The purpose of media access control is to determine which station transmits when. As in any MAC protocol, the aims are to resolve contention and provide fairness. There are three main classes of media access protocol for ring networks: slotted, token and register insertion.

The slotted ring treats the latency of the ring network as a large shift register that permanently rotates. It is formatted into so-called slots of fixed size. A slot is either full or empty, as indicated by control flags in the head of the slot. A station that wishes to transmit waits for an empty slot and puts data in. Other stations can copy out the data and may free the slot, or it may circulate back to the source who frees it. An advantage of source-release, if the sender is banned from immediately re-using it, is that all other stations get the chance to use it first, hence avoiding bandwidth hogging. The pre-eminent example of the slotted ring is the Cambridge Ring.

==Misconceptions==
- "Token Ring is an example of a ring topology." 802.5 (Token Ring) networks do not use a ring topology at layer 1. Token Ring networks are technologies developed by IBM typically used in local area networks. Token Ring (802.5) networks imitate a ring at layer 2 but use a physical star at layer 1.

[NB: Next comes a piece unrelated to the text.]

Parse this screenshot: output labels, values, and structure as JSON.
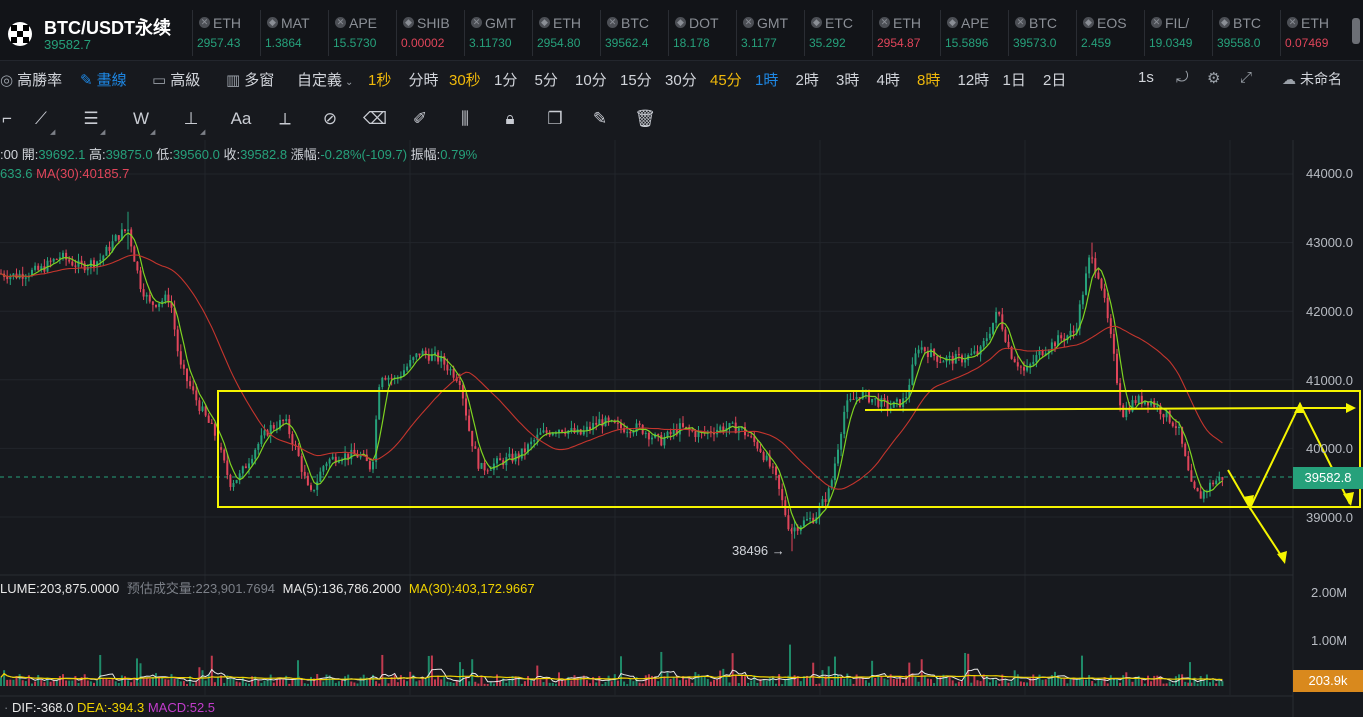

- "Rings prevent collisions." The term "ring" only refers to the layout of the cables. It is true that there are no collisions on an IBM Token Ring, but this is because of the layer 2 Media Access Control method, not the physical topology (which again is a star, not a ring.) Token passing, not rings, prevent collisions.
- "Token passing happens on rings." Token passing is a way of managing access to the cable, implemented at the MAC sublayer of layer 2. Ring topology is the cable layout at layer one. It is possible to do token passing on a bus (802.4) a star (802.5) or a ring (FDDI). Token passing is not restricted to rings.